I just started seeing integrals in Calc 2 and I have a question about limits of integration. For example, let's say I have $x = \pm 1$ and $y = x$. Would the region delimited by these lines be the right triangle on the positive side and the upside down right triangle on the negative side? I ask this because most of what I've seen so far deals with curves creating one single region and it is very straightforward to see, but this one seems to be generating two separate regions. In this case, should I write $R = \{(x,y) \in \mathbb{R}^2\,|\,-1 \leq x \leq 1\,\,\,\text{and}\,\,\,0 \leq y \leq x\,\,\,\text{and}\,\,\,0 \geq y \geq x\}$ and let the integrals be
$$\int \int_R f = \int_{0}^{1}\int_{0}^{x} f(x,y) dydx + \int_{-1}^{0}\int_{x}^{0} f(x,y)dydx$$
or write $R = \{(x,y) \in \mathbb{R}^2\,|\,0 \leq x \leq 1\,\,\,\text{and}\,\,\,0 \leq y \leq x\}$ and just multiply the integrals by 2, like this
$$\int \int_R f = 2\int_{0}^{1}\int_{0}^{x} f(x,y) dydx\,\,?$$
It is also possible none of these regions are correct. I'm a bit confused about this.

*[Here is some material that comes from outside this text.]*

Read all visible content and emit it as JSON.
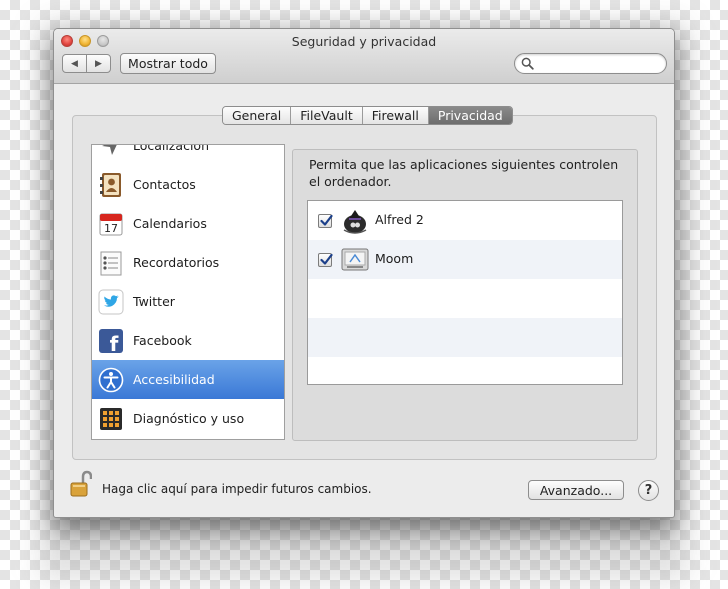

The way you have written $R$ initially is not correct, i.e. it does not match your description. I would suggest $$R = \{(x,y)\in \mathbb R^2: -1\le x\le 1, y < x \text{ if } x > 0, y > x \text{ if } x \le 0\}$$ Also, you cannot just write $$R = \{(x,y)\in \mathbb R^2: 0\le x\le 1, y < x\}$$ and multiply the integral by $2$, because you do not know enough about $f(x,y)$. What if $f(x,y) = 0$ for $x < 0$, but $f(x,y)\ne 0$ for $x \ge 0$? Certainly this does not work. I leave it to you to see under what conditions on $f$ can you consider $R$ as above and multiply the integral by $2$.